Depuis, la mission des CLSC s’est retrouvée largement diluée. Pourtant, si on avait conservé le modèle initial, on aurait pu amoindrir certains des drames de la pandémie, selon l'auteure.   

«Si on avait eu de bons services à domicile publics — ce qui faisait partie de la mission des CLSC —, il y aurait eu beaucoup moins de gens qui auraient dû avoir recours à des résidences privées pour aînés, et c’est dans les centres d’hébergement que le virus a trouvé le milieu le plus propice pour faire ses ravages, soutient-elle. Si on n’avait pas eu besoin de concentrer plein de gens vulnérables dans un même endroit, on aurait évité une partie de l’hécatombe, certainement.»   

«On peut penser aussi à tous les problèmes de santé mentale qui sont associés au confinement, qui est très difficile à vivre pour beaucoup de gens, poursuit l’auteure. Dans les CLSC, si on avait eu de bons services de santé mentale, des services de travail social, tous ces services-là auraient été très utiles.»   

Et de façon plus large, c’est également une autre vision du système de santé qui était portée par les CLSC, indique Anne Plourde.    

«Actuellement, ce qu’on a comme réseau, c’est un système très centré sur les médecins, sur les hôpitaux et sur les pilules, détaille-t-elle. Ça, ce sont des choses dont on a besoin, évidemment, mais ce qu’on a vu pendant la pandémie, c’est que c’est loin d’être suffisant.»   
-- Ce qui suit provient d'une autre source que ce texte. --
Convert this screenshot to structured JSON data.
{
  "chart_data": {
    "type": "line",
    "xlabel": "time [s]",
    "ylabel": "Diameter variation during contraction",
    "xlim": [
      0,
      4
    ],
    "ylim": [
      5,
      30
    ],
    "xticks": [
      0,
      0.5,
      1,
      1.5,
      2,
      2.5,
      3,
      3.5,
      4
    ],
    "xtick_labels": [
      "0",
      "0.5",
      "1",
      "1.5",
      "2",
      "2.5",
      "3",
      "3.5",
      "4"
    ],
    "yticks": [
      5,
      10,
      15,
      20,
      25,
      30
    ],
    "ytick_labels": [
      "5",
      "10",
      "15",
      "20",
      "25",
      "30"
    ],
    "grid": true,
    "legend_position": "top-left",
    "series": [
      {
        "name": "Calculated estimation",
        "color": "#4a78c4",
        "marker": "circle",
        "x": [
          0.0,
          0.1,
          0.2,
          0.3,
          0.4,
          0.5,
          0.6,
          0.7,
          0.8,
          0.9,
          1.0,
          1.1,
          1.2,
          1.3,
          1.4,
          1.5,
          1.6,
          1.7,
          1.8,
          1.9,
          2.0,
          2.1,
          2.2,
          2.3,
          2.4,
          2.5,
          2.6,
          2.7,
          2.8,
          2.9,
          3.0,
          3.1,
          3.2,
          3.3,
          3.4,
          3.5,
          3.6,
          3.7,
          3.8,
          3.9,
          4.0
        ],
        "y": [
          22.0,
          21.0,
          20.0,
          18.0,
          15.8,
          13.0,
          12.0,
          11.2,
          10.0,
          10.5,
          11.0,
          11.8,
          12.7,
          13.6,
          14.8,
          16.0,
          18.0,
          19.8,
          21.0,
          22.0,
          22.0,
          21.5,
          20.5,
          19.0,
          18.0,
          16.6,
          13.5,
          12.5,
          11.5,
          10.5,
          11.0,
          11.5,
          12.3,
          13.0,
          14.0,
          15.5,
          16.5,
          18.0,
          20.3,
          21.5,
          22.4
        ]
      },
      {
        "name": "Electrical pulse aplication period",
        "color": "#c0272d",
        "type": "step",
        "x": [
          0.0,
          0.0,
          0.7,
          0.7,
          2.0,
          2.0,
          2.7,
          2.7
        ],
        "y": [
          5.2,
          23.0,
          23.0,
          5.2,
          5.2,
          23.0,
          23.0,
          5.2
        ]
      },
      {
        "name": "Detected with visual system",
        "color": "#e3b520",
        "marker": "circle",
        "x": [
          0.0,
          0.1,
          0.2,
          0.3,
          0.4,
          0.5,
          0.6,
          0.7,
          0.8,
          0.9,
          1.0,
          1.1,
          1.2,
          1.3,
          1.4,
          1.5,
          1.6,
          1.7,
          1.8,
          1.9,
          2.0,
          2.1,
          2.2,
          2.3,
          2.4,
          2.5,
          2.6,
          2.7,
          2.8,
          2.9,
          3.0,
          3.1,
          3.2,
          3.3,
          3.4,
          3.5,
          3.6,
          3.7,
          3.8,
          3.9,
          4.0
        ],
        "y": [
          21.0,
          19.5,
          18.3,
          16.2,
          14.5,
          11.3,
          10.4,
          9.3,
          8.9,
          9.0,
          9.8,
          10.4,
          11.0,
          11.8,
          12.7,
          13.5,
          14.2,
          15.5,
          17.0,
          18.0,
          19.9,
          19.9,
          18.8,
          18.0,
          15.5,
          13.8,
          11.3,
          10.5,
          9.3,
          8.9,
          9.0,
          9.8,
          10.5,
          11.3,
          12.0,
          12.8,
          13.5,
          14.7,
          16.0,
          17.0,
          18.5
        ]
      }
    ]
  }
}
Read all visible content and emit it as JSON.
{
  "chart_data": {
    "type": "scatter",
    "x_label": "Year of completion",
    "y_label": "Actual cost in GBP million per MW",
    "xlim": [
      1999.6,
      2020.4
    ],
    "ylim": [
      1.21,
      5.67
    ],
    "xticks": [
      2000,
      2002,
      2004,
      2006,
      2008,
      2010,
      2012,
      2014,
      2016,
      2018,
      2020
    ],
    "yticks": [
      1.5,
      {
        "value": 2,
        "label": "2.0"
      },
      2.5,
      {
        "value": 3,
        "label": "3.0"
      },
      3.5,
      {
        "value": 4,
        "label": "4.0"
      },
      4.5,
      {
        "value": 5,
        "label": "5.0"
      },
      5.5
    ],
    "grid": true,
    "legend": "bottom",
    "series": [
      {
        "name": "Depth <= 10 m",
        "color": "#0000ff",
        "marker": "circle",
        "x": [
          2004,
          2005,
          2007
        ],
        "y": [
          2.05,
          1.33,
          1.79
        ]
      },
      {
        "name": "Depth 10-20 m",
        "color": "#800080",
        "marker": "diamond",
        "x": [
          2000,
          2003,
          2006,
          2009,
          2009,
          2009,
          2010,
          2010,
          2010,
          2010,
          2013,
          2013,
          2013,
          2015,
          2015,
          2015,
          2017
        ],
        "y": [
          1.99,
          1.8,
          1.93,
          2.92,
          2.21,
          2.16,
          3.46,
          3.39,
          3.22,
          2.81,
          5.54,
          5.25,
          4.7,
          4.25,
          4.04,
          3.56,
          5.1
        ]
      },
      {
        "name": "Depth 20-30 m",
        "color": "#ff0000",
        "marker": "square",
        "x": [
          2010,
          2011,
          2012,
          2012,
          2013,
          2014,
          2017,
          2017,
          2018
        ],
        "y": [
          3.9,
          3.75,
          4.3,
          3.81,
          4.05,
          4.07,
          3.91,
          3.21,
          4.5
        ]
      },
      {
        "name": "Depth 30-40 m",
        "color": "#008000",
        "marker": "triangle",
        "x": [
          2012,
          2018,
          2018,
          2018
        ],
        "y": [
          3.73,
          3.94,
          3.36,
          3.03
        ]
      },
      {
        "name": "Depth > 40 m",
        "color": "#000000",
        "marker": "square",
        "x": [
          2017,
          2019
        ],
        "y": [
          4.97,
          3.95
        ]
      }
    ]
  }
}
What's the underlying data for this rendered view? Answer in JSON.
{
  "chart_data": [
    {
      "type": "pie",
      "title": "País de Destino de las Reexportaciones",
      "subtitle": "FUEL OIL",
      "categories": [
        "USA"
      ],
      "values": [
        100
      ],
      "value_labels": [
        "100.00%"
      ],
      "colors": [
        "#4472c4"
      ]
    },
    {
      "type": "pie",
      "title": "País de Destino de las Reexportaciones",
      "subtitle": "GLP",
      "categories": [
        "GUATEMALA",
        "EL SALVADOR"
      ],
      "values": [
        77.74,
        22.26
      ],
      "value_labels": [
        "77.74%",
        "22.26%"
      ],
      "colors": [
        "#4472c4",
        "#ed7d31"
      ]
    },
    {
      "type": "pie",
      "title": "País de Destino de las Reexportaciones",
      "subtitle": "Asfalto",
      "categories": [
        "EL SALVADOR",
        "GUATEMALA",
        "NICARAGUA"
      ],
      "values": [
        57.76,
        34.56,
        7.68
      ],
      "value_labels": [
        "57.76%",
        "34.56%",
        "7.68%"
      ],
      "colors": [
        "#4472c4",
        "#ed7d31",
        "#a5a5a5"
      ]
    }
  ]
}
«Ce n’est pas des médecins dont on a manqué le plus pendant la pandémie, poursuit la chercheuse. On a manqué des préposés aux bénéficiaires en CHSLD et en RPA pour prendre soin des personnes vulnérables, on a manqué d’infirmières, ce qui nous a obligés à faire du délestage et à reporter des chirurgies. Donc, si les CLSC avaient pu mener à bien leur mission, ils auraient pu changer la façon dont on aborde la santé, ça aurait pu faire une grande différence dans notre manière de faire face à ce virus-là.» 

Pourquoi a-t-on changé la mission des CLSC?      

Les CLSC auraient donc été d’une grande aide pour affronter la pandémie. Pourtant, il y a longtemps qu’ils ne jouent plus le rôle qu’on leur avait initialement donné. Quelques années après leurs créations, ils se sont en effet heurtés à des pressions politiques et économiques, des pressions qui venaient parfois du réseau de la santé lui-même. 

«Les médecins et les fédérations médicales n’ont jamais voulu s’investir dans ce modèle-là, une minorité de médecins a accepté de travailler dans les CLSC, raconte la chercheuse. Et les CLSC, c’était aussi un modèle qui voulait apporter du changement social. C’était un modèle qui considérait que la santé, ça ne se limitait pas seulement à donner des pilules et à soigner les gens malades, ça impliquait aussi d’agir sur les causes de la maladie, et les causes peuvent être sociales.»    

«À partir des CLSC, il y a eu parfois des mobilisations en faveur du logement social, par exemple, ou contre la pollution d’un lac au mercure par une grande entreprise, poursuit-elle. Tous les enjeux de santé et sécurité au travail ont été portés aussi par certains CLSC. Donc ça, c’était dérangeant pour les élites économiques et les élites politiques locales.»